José Luis Alvite
Alcoba de huéspedes
Hace años me di cuenta de que la mayor parte de mis textos giraban en torno a la mujer, la infancia o la muerte, y ahora creo que en eso ha consistido en general mi vida si descontamos algunos trámites en las ventanillas, tres accidentes de coche por quedar dormido y el tiempo que dediqué a repostar en las gasolineras. De mi infancia hablo con nostalgia, me refiero a las mujeres con cierto desencanto, y en cuanto a la muerte, creo que es el único de los tres asuntos del que escribo sin tener experiencia propia. En realidad he pasado por mi vida con una actitud de relativa distancia, como alguien que en su propia casa ocupase voluntariamente la alcoba de los huéspedes, igual que un médico que al mirarse en el espejo esa inquietante manchita en el rostro lo hiciese pensando en diagnosticarle un cáncer de piel a alguien que, aun teniendo sus facciones y su mirada, en realidad no es él.
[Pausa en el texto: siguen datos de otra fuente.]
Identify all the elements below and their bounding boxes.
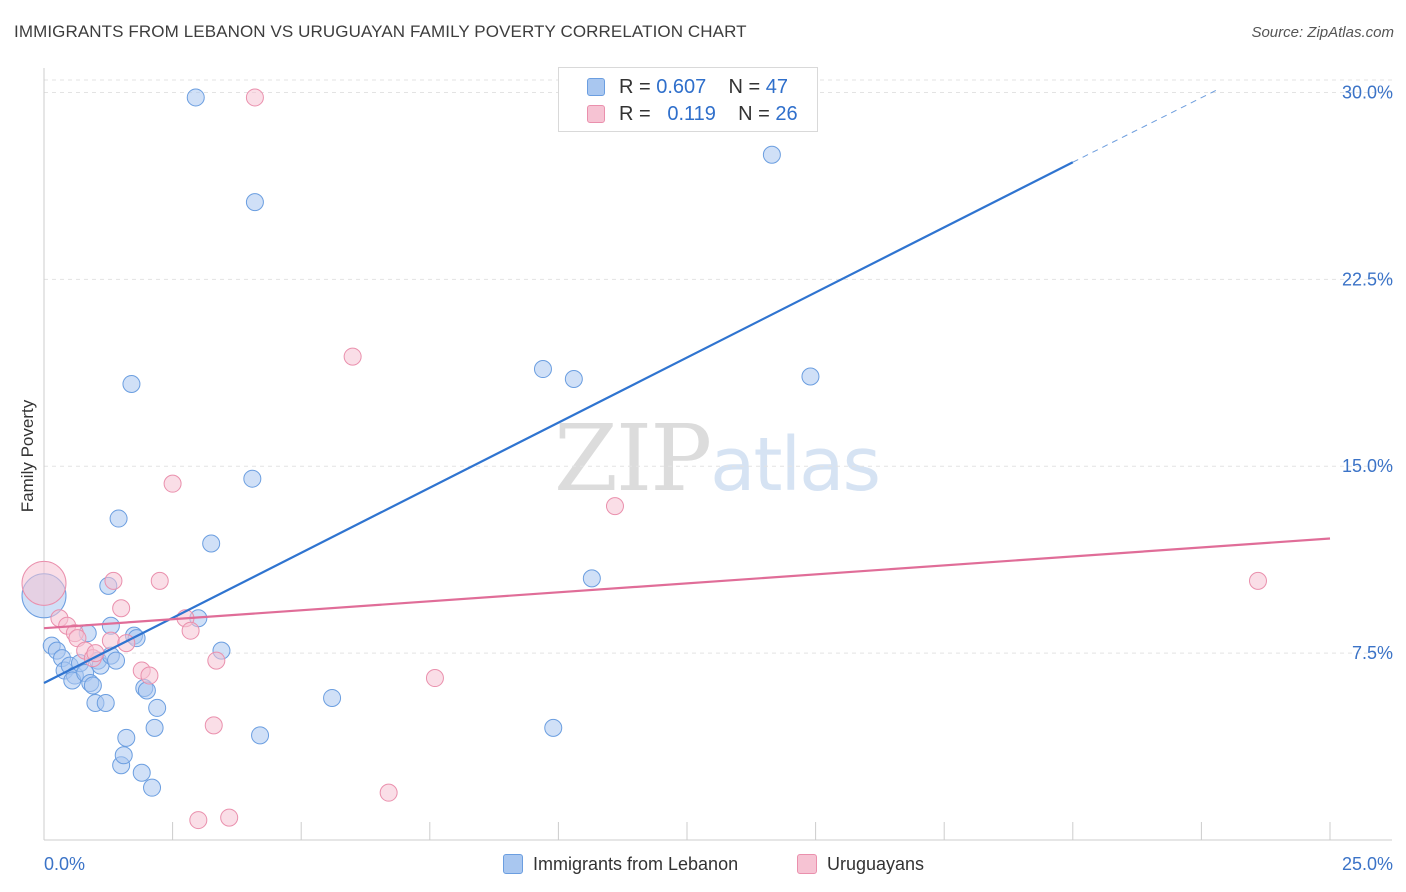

Supongo que es la misma distancia que sobre su propia conciencia toman los irresponsables, los soñadores y los cobardes. En cualquier caso me ha sido de gran ayuda el hecho cierto de que muchos de mis mejores recuerdos son la consecuencia agradable de algún olvido. A fin de cuentas no hay nada de ilegítimo en rellenar con literatura los lapsos de la memoria, como hace el cazador que al evocar el rastreo de las liebres se apunta los aciertos que en realidad lo fueron del perro. Eso mismo hago a veces yo al reconstruir la infancia de un muchacho del que con franqueza sólo podría decir que destacó por el dudoso mérito de pasar inadvertido. Ocurrían en mi cabeza cosas que eran irrealizables, ideas desmedidas sobre las que guardaba silencio porque lo cierto es que siempre supe que estaba condenado a ser la clase de hombre que si sobrevive a tres accidentes de carretera es porque ni siquiera merece la suerte de morir dormido.